Why It's Time to Retire the 401(k)

Should the system enforce pensions again?

  • Yes. I see old people begging on the street.

    Votes: 10 37.0%
  • No. Companies cannot afford it.

    Votes: 12 44.4%
  • I don't know.

    Votes: 2 7.4%
  • I don't care.

    Votes: 3 11.1%

  • Total voters
    27
Quote from nitro:

It should basically keep up with inflation and other costs of living, so something like ~5% real returns with almost no volatility.

When is it going to sink in that it's IMPOSSIBLE to do that with large sums of money over the long term without some serious book-cooking.
 
Quote from nitro:

http://www.time.com/time/business/article/0,8599,1929119,00.html

Is it time to go back to pensions?

I am heartbroken. I see more old people, particularly older women, begging on busy streets. These are not scammers. I understand that the logic doesn't follow between what I see on streets and the 401k situation, but by gawd man, the population is aging rapido and if something is not done, our parents are going to be on the street! I am ashamed to live in the richest nation in the world that has allowed it's elderly to be treated like this.

The 401k system doesn't work, at least not without supplement. It is probably too late for the generation that are now becoming seniors, but must it be so forever?


Remember those pictures of the Great Depression where the soup lines were primarily older men? It's here again. And we were told it was unlikely to happen again because of the supposed
safeguards in place.
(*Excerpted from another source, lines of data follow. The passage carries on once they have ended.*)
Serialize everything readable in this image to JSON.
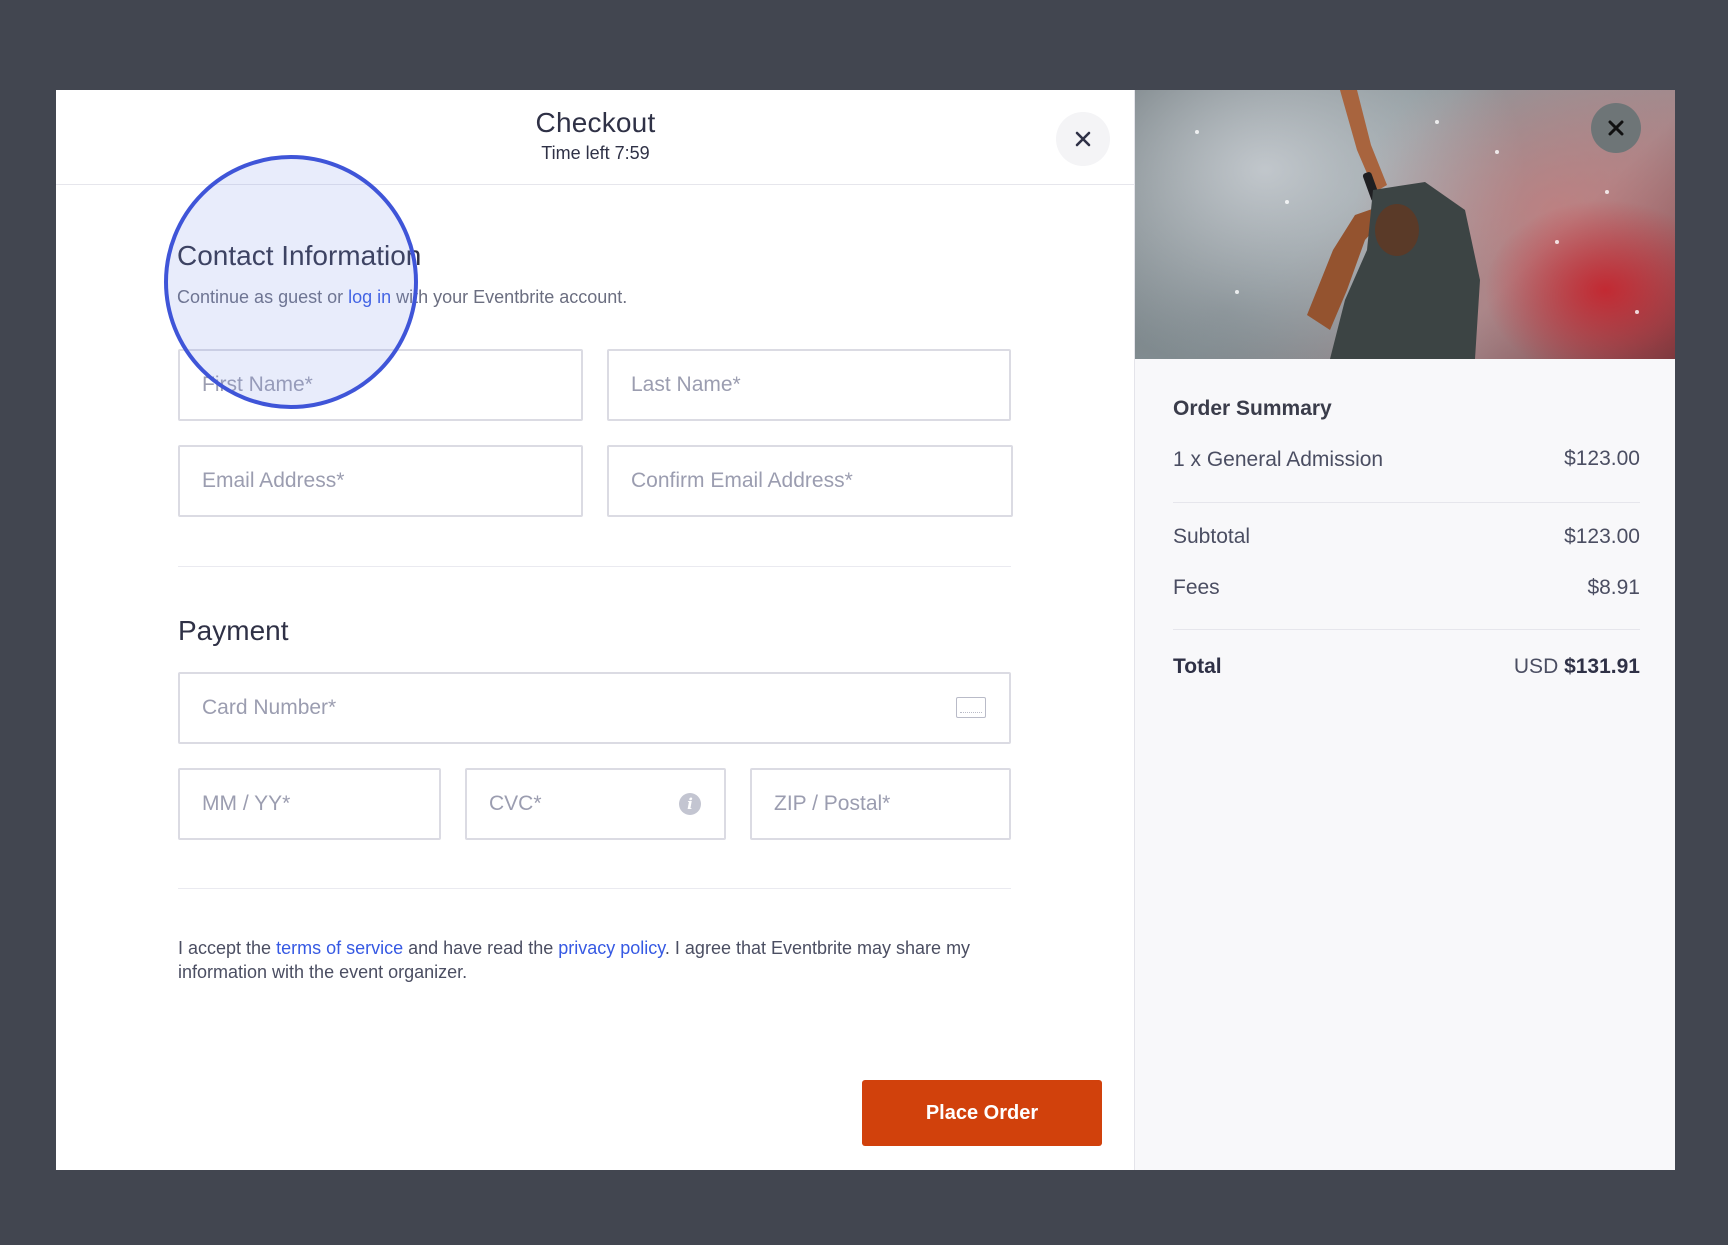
{
  "checkout": {
    "title": "Checkout",
    "timer": "Time left 7:59"
  },
  "contact": {
    "title": "Contact Information",
    "subtext_before": "Continue as guest or ",
    "login_link": "log in",
    "subtext_after": " with your Eventbrite account.",
    "first_name_placeholder": "First Name*",
    "last_name_placeholder": "Last Name*",
    "email_placeholder": "Email Address*",
    "confirm_email_placeholder": "Confirm Email Address*"
  },
  "payment": {
    "title": "Payment",
    "card_number_placeholder": "Card Number*",
    "expiry_placeholder": "MM / YY*",
    "cvc_placeholder": "CVC*",
    "zip_placeholder": "ZIP / Postal*",
    "card_icon": "credit-card-icon",
    "info_icon": "info-icon"
  },
  "terms": {
    "part1": "I accept the ",
    "tos_link": "terms of service",
    "part2": " and have read the ",
    "privacy_link": "privacy policy",
    "part3": ". I agree that Eventbrite may share my information with the event organizer."
  },
  "actions": {
    "place_order": "Place Order"
  },
  "order_summary": {
    "title": "Order Summary",
    "item_label": "1 x General Admission",
    "item_price": "$123.00",
    "subtotal_label": "Subtotal",
    "subtotal_value": "$123.00",
    "fees_label": "Fees",
    "fees_value": "$8.91",
    "total_label": "Total",
    "total_currency": "USD",
    "total_value": "$131.91"
  },
  "colors": {
    "accent": "#d1410c",
    "link": "#3659e3",
    "highlight": "#3f55d8",
    "backdrop": "#424650"
  }
}
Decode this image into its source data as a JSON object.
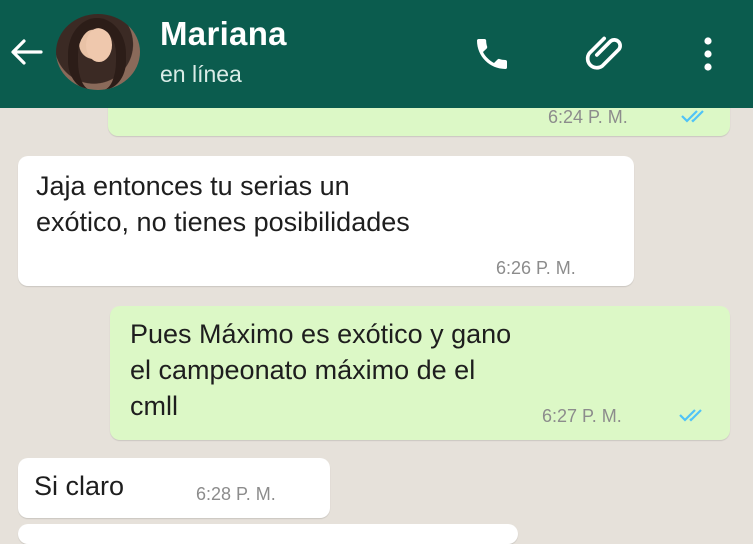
{
  "header": {
    "contact_name": "Mariana",
    "status": "en línea",
    "icons": [
      "back-arrow-icon",
      "phone-icon",
      "paperclip-icon",
      "more-vert-icon"
    ],
    "background_color": "#0b5c4e"
  },
  "messages": [
    {
      "direction": "outgoing",
      "text": "",
      "time": "6:24 P. M.",
      "read": true
    },
    {
      "direction": "incoming",
      "text": "Jaja entonces tu serias un\nexótico, no tienes posibilidades",
      "time": "6:26 P. M."
    },
    {
      "direction": "outgoing",
      "text": "Pues Máximo es exótico y gano\nel campeonato máximo de el\ncmll",
      "time": "6:27 P. M.",
      "read": true
    },
    {
      "direction": "incoming",
      "text": "Si claro",
      "time": "6:28 P. M."
    }
  ],
  "colors": {
    "outgoing_bubble": "#dcf8c6",
    "incoming_bubble": "#ffffff",
    "read_ticks": "#4fc3f7",
    "chat_background": "#e6e1da"
  }
}
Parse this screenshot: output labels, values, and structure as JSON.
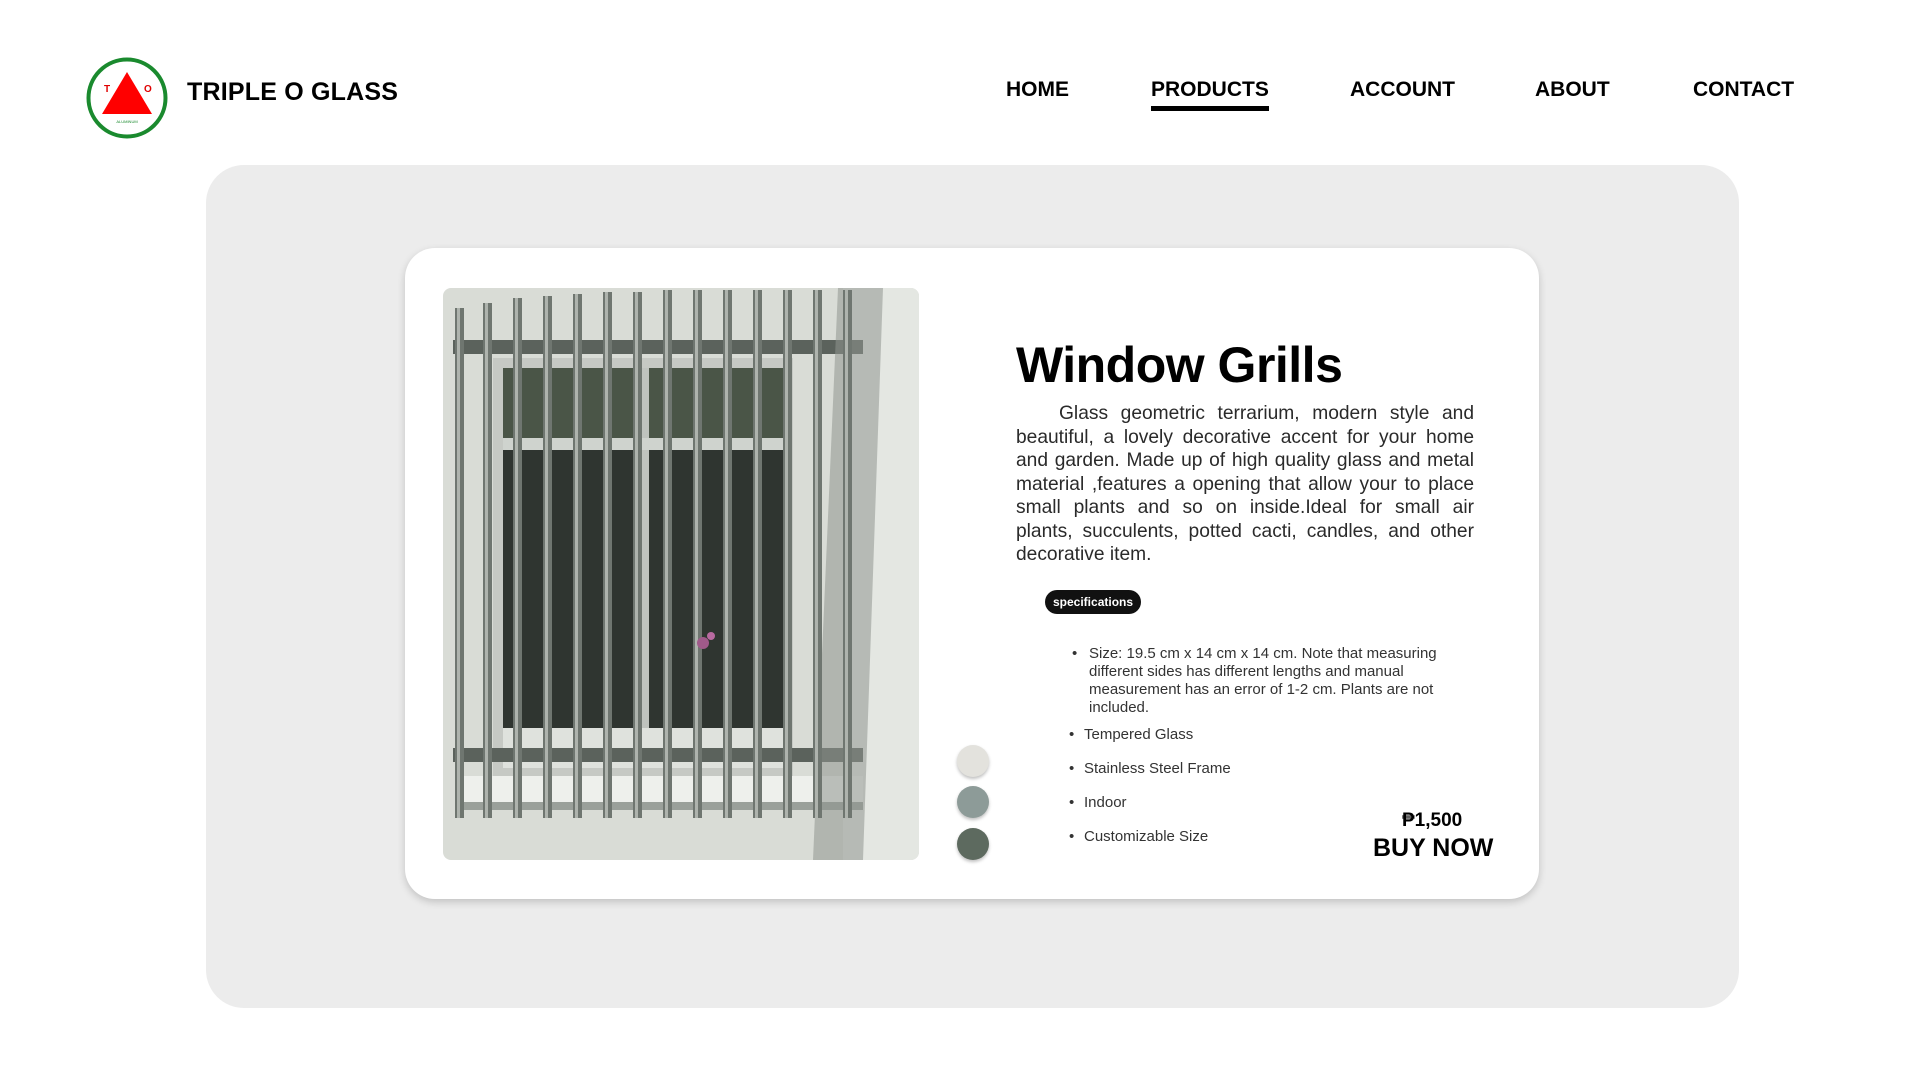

Fuckin' liars and thieves have ruined the USA. They can go straight to hell.
 
people losing their homes and begging on the streets? there is nothing new under the sun. in fact, hundreds of years ago, President Thomas Jefferson suspected this would happen:

"If the American people ever allow private banks to control the issue of their money, first by inflation and then by deflation, the banks and corporations that will grow up around them, will deprive the people of their property until their children will wake up homeless on the continent their fathers conquered." -Thomas Jefferson

the root of all our economic woes is given in the above statement by Jefferson.
 
Wait until the pensions that are left and rolled over to the individuals start getting creamed also. Most companies with remaining pension plans are rolling them into self directed plans where they are able to drop the pension obligation from their annual budgets. All the people that left their money with the mutual fund industry and ignored it during our last downturns are now going to throw their formerly guarenteed pension money into the same funds. My wife has her 403b in TIAA-CREF and I left it to her to take care of, not that I would have done better, and she is still under water 6% from her all time high. That high was back in June of '07. TIAA-CREF is supposed to be one of the good ones, but couldn't avoid the butt slamming. January 1 of next year she will have her pension money rolled into the same funds. Yippee!
 
Quote from Random.Capital:

When is it going to sink in that it's IMPOSSIBLE to do that with large sums of money over the long term without some serious book-cooking.

Or else taking on some risk. The idea is to take on only a small risk; one that can be buffered by sovereign income. On average that approach should do well. I very much like the Norwegian model.

The problems in US pension funds have arisen because of poorly regulated capitalism spurred on be greed and mismanagement. This should not be an indictment of the basic principles, as the number of pension funds that have remained sound is evidence of that.